As utilities burn more expensive natural gas, Peabody Energy and Arch Coal both reported significant losses over Q1 2014, while Cloud Peak Energy was pushed to a loss in Q1 after two consecutive quarters of profit.
The backlog has been caused by railroads struggling to shift the coal. Just two operators – Union pacific Corp and BNSF – transport coal from the PRB region.
"Demand for PRB coal has been much stronger than the railroads were prepared to handle and stronger than utilities had expected going into this year", said Ted O'Brien, president at coal analytics company Doyle Trading Consultants in New York, referring to coal from the PRB, the source of about 40% of US coal supply.
Railroads are also handling rising shipments of oil and of grain, limiting their capacity to ship coal.
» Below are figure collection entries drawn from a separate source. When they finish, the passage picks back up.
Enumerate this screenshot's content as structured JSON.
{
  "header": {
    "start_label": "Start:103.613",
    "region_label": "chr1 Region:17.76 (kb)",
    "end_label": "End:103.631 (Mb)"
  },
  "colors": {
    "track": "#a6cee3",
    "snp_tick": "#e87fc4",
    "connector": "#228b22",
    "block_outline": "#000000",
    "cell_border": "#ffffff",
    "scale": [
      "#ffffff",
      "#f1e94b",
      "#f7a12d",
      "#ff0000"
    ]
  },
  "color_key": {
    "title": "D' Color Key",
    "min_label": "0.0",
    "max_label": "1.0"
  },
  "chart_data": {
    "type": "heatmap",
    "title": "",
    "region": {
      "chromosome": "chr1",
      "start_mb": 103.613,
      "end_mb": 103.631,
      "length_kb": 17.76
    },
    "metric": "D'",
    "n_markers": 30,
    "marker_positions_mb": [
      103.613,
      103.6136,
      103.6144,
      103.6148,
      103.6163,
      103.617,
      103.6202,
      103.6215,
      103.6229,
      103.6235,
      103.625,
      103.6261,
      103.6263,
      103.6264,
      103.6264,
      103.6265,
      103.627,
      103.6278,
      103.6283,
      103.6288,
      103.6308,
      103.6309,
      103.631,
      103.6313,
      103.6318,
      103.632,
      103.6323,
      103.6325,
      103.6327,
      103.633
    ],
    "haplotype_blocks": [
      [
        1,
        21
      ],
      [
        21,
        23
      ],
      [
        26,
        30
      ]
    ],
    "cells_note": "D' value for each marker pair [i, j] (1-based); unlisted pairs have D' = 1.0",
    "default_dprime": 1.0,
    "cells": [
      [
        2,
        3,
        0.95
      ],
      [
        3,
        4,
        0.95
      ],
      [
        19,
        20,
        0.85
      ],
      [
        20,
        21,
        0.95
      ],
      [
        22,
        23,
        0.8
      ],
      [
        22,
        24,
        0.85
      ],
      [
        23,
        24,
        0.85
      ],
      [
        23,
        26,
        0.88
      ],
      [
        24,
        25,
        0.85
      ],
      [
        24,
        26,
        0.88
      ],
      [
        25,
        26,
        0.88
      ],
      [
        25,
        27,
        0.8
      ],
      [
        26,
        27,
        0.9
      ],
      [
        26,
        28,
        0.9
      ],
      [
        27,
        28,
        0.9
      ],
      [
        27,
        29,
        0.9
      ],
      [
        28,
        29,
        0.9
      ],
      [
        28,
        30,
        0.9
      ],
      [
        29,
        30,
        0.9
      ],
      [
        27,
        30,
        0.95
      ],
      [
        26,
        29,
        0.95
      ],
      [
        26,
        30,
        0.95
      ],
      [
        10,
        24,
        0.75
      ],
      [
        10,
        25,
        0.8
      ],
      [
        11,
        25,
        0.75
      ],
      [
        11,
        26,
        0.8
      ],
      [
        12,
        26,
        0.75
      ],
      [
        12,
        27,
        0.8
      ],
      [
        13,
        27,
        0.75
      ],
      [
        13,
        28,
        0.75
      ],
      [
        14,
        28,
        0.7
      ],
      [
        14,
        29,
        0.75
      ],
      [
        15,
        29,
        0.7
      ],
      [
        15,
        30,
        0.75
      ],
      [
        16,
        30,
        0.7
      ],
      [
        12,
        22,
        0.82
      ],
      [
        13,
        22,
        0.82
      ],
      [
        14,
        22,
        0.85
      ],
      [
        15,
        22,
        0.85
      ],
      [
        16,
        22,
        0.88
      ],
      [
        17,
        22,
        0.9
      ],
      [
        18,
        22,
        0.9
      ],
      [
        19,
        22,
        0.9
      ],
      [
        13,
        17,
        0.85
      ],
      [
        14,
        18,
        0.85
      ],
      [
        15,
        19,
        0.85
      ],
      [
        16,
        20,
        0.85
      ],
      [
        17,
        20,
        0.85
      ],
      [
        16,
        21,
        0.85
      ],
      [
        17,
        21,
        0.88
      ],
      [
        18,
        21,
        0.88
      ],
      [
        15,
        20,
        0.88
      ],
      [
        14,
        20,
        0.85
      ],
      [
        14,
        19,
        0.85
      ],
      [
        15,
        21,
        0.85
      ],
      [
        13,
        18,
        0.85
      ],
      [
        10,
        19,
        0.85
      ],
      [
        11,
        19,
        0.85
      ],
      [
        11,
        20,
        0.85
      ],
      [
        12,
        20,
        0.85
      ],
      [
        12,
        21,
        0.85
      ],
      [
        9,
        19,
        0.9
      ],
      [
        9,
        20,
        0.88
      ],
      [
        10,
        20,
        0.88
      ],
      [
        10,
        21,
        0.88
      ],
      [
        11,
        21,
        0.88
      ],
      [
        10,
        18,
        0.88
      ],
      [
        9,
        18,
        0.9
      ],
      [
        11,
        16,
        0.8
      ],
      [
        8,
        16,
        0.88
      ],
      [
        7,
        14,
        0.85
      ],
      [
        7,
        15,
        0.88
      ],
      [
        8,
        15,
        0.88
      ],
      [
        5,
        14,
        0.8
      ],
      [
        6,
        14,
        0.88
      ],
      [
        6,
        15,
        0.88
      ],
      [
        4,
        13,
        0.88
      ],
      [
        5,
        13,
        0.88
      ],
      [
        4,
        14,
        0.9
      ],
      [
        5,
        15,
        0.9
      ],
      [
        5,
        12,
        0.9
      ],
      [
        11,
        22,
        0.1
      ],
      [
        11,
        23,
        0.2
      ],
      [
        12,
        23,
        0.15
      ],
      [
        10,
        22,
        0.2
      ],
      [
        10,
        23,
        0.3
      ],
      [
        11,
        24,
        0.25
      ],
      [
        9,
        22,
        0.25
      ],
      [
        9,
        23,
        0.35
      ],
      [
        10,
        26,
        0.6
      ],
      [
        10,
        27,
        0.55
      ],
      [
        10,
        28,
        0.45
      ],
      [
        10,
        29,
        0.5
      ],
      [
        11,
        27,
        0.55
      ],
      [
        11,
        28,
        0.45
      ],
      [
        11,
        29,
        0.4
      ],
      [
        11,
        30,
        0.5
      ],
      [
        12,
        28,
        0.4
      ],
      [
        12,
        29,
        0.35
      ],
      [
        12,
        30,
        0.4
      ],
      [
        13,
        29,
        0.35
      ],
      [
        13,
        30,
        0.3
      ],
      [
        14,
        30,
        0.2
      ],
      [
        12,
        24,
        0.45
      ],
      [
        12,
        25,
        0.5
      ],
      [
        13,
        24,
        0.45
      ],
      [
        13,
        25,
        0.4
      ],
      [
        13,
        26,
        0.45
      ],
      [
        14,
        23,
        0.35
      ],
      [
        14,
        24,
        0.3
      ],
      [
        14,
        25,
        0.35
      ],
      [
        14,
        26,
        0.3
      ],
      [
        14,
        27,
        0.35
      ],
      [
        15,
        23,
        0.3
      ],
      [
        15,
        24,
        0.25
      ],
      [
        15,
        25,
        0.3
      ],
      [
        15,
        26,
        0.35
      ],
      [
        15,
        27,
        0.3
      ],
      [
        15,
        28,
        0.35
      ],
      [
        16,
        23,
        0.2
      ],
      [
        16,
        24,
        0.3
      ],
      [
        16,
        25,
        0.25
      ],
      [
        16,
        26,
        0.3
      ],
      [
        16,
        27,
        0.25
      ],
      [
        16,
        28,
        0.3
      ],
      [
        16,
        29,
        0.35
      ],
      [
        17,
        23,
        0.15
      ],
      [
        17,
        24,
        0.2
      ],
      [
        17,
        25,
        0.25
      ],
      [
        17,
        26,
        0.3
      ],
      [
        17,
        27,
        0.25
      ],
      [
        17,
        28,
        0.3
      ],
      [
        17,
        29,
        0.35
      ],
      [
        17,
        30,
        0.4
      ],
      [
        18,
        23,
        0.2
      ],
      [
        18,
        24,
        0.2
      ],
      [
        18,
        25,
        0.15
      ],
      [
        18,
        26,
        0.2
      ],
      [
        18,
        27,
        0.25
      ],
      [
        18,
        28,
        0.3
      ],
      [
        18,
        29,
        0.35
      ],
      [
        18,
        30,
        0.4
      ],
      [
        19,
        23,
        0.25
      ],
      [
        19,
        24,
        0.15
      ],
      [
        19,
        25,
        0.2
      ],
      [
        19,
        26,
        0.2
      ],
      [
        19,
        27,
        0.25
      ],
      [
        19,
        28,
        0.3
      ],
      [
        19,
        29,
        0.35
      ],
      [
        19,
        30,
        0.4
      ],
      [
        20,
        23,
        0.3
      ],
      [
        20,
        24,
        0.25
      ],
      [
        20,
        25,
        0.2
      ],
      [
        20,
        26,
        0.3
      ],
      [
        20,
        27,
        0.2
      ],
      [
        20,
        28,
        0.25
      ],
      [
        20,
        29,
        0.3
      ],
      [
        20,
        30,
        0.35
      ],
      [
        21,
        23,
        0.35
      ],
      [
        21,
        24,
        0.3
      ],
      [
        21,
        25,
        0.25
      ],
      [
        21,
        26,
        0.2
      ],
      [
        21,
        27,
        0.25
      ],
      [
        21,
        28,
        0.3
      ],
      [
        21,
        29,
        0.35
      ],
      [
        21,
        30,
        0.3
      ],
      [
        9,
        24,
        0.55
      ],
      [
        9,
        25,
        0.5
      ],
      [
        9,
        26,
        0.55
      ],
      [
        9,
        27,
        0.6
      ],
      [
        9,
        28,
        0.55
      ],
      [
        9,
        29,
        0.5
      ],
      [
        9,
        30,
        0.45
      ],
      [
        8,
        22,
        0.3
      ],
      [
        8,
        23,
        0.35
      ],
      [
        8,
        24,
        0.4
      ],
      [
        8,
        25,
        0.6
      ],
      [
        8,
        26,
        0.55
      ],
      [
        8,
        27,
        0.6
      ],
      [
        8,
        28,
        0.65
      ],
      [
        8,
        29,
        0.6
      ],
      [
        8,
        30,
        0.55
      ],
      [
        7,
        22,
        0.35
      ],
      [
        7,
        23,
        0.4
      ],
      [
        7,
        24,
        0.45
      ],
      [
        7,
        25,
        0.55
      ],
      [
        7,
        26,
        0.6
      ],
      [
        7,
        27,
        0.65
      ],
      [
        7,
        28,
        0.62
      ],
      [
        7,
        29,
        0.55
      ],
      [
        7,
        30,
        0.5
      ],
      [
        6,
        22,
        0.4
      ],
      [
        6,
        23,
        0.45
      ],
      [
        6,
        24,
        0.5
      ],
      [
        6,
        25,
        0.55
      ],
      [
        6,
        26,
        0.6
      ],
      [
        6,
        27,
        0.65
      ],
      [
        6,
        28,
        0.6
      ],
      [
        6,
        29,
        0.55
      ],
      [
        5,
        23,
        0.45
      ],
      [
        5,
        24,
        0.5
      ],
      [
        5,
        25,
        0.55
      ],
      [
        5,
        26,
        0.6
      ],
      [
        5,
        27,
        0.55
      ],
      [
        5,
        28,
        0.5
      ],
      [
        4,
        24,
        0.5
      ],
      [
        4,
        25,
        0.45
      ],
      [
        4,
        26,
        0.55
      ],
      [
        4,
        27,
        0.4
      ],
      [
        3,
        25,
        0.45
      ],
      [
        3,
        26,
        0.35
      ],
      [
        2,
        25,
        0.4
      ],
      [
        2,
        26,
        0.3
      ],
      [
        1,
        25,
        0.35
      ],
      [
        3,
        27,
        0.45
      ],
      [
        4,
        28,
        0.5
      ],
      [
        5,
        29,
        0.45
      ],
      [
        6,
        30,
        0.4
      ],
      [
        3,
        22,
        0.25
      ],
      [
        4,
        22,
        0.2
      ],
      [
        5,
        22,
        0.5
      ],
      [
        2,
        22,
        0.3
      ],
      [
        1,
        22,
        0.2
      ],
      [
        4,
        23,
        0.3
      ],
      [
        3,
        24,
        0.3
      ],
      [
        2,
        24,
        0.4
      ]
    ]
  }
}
"We have been constrained to 125 cars per train when we are able to handle 136 train sets," said Curt Pearson, spokesman for North Dakota-based utility Basin Electric Power Cooperative.
"Coal producers are definitely constraining the amount of volumes they are able to bring to market," said David Jackson, a portfolio manager at Philadelphia-based Penn Capital Management.
Cloud Peak, all of whose three mines are in the PRB, cut its forecast for full-year production by 2 million t from the top end of its earlier forecast of 86 million to 92 million t in April.
Arch Coal said in April that it could have shipped 4 – 5 million t more coal between Q4 and Q1, if it weren't for the rail shipping problems.
Coal advocacy group Western Coal Traffic League, which includes utilities such as Berkshire Hathaway's MidAmerican Energy Co [MECI.UL] petitioned the Surface Transportation Board in March about what it called the "BNSF Railway Service Crisis."
It said it was "deeply concerned" about BNSF's ability to deliver coal through the summer months and that many members of the group feared they would run out of coal soon and force them to shut many plants.
Railways in deep freeze
The cold weather seen over the course of winter affected the performance of air brakes. This in turn resulted in shorter trains and fewer cars, while the snow also short-circuited electric motors, froze switches and kept crews from reaching locomotives.
Coal cars were also kept outside as they waited to be unloaded caused the coal inside them to freeze, causing delays in getting the coal off the cars.
To help speed up coal deliveries, BNSF has earmarked US$ 5 billion as capital expenditure, a large portion of which will go towards buying locomotives.
BNSF, which analysts say is the worst-hit railroad in the region, also plans to add additional tracks and is targeting a return to 2013 service levels by Q4.
"Railroads recognise the problems in terms of insufficient labour and equipment to handle the volume, and they've pledged to fix it, but they're not there yet," Alpha Natural said in an e-mailed statement.
Union Pacific's coal volume is up 5.5% year-to-date, which the company said was higher than it had anticipated.
The company is planning to invest around US$ 4.1 billion this year, which is about US$ 500 million higher than in 2013.
"Our train velocity is not yet back to normal or goal, but we are working diligently to restore operations to normal," Union Pacific spokeswoman Stephanie Bissell Serkhoshian said in an email.